Economists weigh who benefits in an AI-heavy economy

As artificial intelligence moves closer to taking over more economic tasks, two economists are arguing that the biggest open questions may not be technical, but distributive. In a recent interview, Alex Imas of Google DeepMind and the University of Chicago and Phil Trammell of Epoch and Stanford discussed what could remain scarce in a world shaped by AGI, and what that scarcity could mean for wages, profits, and taxation.

Their conversation focused on a central policy issue: if AI generates large new wealth, who should capture it, and how should that wealth be shared across workers, investors, and countries?

Imas said one likely source of lasting value is what he called the relational sector, meaning goods and services that people value in part because a human is directly involved. He pointed to examples such as live performance or hospitality, where the fact that a person is doing the work matters to consumers. In his view, even if automation makes many other goods abundant, human involvement itself could stay scarce.

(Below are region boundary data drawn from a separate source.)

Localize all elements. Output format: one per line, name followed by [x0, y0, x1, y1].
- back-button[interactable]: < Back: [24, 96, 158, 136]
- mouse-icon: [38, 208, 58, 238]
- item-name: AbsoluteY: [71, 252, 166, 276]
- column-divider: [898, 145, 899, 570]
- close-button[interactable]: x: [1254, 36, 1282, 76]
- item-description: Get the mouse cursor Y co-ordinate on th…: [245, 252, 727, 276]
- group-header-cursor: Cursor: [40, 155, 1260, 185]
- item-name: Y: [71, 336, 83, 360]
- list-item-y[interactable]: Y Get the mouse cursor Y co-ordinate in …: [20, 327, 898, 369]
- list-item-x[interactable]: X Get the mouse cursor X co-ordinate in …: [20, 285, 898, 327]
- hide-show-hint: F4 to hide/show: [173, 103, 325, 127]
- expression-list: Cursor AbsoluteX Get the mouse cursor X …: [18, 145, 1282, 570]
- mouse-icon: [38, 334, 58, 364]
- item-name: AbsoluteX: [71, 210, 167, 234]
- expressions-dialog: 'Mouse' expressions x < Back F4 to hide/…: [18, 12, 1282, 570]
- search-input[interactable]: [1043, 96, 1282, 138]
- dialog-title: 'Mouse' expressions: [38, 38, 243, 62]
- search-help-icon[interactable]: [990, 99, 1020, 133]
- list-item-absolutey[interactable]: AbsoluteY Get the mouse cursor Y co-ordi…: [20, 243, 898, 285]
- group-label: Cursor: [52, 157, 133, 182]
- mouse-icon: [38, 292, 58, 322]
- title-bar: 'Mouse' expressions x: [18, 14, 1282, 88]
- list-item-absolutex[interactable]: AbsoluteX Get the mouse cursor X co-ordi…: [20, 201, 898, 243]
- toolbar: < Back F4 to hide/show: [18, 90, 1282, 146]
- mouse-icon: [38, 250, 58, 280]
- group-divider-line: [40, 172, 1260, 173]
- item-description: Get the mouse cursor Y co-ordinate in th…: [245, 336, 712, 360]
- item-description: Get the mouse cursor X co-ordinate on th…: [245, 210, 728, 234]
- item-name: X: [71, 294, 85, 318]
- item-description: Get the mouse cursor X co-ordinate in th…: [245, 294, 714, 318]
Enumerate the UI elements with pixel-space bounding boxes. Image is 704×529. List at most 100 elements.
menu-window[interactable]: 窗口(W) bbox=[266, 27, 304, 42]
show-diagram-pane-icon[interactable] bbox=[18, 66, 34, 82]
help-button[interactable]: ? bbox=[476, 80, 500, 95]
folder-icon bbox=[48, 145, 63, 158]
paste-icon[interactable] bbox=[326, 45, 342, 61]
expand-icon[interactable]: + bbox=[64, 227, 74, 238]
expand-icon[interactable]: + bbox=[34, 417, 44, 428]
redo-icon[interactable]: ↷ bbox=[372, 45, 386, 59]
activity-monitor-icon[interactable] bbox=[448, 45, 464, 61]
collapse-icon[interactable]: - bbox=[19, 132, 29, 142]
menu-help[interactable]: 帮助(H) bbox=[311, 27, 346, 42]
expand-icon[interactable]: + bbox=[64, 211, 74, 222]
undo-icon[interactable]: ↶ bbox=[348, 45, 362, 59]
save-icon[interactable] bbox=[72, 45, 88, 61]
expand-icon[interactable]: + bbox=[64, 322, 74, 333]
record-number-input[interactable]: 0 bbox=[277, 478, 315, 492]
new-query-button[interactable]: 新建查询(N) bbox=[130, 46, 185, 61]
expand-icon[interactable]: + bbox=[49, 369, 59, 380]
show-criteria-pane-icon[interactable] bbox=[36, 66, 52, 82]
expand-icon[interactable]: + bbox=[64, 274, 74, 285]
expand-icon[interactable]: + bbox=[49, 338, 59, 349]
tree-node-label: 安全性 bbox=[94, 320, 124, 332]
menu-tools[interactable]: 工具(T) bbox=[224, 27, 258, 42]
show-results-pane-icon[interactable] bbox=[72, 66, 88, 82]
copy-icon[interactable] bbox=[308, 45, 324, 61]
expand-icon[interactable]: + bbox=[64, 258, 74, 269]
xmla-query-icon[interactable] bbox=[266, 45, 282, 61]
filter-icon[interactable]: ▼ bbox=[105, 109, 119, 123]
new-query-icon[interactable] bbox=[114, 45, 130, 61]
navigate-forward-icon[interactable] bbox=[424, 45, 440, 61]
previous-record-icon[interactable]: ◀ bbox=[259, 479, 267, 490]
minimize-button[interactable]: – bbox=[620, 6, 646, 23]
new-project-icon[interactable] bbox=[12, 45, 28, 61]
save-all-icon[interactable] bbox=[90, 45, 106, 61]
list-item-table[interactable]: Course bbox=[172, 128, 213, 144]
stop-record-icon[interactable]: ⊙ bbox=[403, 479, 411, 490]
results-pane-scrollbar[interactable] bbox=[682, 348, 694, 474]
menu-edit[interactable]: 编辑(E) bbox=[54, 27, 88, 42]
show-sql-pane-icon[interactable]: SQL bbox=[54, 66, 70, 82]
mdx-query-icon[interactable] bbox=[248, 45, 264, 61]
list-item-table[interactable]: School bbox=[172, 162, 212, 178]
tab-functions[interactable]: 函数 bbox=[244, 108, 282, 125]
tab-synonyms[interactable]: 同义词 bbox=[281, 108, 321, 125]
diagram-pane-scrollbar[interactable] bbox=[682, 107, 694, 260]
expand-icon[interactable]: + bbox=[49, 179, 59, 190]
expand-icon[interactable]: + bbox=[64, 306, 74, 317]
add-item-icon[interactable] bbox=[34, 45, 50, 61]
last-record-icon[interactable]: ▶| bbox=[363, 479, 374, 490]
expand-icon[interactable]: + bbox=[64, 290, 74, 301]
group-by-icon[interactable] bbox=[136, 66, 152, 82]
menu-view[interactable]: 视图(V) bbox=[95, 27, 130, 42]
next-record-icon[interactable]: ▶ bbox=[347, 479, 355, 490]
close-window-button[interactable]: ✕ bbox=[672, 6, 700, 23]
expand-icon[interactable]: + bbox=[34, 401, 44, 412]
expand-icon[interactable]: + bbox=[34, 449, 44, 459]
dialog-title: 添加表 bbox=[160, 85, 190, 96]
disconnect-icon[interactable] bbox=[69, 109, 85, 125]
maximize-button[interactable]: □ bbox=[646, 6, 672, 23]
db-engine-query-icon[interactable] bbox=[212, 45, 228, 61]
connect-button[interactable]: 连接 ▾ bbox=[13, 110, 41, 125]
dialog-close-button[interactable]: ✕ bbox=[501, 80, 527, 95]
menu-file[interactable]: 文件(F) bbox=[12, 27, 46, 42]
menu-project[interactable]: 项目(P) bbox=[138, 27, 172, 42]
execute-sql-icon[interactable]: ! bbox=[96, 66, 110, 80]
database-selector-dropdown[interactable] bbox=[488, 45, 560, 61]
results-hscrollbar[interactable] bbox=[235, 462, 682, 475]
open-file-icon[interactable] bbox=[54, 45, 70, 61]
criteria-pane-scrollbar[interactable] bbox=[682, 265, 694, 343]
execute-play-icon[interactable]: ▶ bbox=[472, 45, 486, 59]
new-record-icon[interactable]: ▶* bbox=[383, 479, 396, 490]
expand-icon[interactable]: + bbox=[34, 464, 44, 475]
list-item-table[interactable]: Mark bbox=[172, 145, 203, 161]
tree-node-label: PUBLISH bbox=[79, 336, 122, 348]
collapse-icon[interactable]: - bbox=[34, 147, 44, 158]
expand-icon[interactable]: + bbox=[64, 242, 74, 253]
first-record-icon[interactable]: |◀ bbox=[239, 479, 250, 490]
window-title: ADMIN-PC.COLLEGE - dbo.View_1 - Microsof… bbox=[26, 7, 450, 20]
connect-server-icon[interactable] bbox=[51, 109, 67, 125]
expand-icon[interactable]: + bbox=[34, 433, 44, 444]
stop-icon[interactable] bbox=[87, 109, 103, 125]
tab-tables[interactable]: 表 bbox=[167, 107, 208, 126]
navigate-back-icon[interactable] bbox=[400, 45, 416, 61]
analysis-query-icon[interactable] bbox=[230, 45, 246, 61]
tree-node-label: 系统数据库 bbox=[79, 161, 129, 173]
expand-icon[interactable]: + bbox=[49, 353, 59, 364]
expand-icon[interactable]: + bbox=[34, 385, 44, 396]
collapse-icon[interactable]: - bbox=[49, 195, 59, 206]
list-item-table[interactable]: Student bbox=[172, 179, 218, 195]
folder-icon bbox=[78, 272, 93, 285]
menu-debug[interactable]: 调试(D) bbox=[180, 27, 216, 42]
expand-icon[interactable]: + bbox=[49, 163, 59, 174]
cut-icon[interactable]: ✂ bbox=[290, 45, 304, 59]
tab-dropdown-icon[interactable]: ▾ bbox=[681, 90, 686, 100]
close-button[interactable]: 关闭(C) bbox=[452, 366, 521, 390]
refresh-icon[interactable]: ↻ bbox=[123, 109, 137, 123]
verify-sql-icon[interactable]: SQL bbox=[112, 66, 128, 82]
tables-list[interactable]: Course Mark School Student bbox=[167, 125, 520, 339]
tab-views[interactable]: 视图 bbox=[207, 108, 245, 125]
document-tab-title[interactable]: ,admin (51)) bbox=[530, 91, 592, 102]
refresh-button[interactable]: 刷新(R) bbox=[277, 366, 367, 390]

That argument set up a broader question about whether human-to-human services could become a major part of the economy even if machines can eventually do nearly all physical production. The interview explored a possible split between a machine economy that produces most material goods and a human economy that serves preferences for human-made experiences.

Imas cautioned, however, that economists should be careful about making precise forecasts. He argued that individual predictions about labor markets and AI may be less useful than aggregated approaches such as prediction markets. He cited the large disagreement among economists when forecasting the labor market and said better data would improve the quality of economic planning.

He also drew on history, saying debates about automation and work have been going on for two centuries. He noted that David Ricardo foresaw both the benefits of industrialization and the risk of mass unemployment, but missed the way cheaper goods would create new demand and new kinds of jobs. For Imas, that example shows why outcomes under AI remain uncertain.

Trammell added that some parts of production may already be moving toward full automation, even if that shift is not always visible from the final product alone. He said economists should look down entire supply chains, not just at the final step, to understand how much labor still contributes to value. In some sectors, he said, the network-wide share of capital could eventually approach one if every stage can be automated and no human input is intrinsically valued.

But Trammell said the effects of that transition on the overall economy are not straightforward. If some sectors become fully automated while others retain a premium for human involvement, the result could be very different from a simple collapse in labor’s share.

The interview also touched on a longstanding economic puzzle. For decades, labor has received a little over 60 percent of national income in many advanced economies, with the rest going to capital owners. Imas said that stability has surprised economists, especially given the scale of industrial automation already in place. He noted that some researchers believe the labor share may be flatter than commonly thought once accounting changes are taken into account.

One reason the discussion matters for policymakers is that AI could change the basis for taxation and redistribution. If capital captures a larger slice of AI-driven output, governments may need to reconsider how they tax profits, ownership, and automated production, while also thinking about how countries outside the AI supply chain can participate in the gains.

The interview did not settle those questions, but it framed them as urgent. As AI advances, the economists suggested, the key issue may not only be how much wealth is created, but which parts of human labor remain valuable enough to command a premium, and how that value is distributed.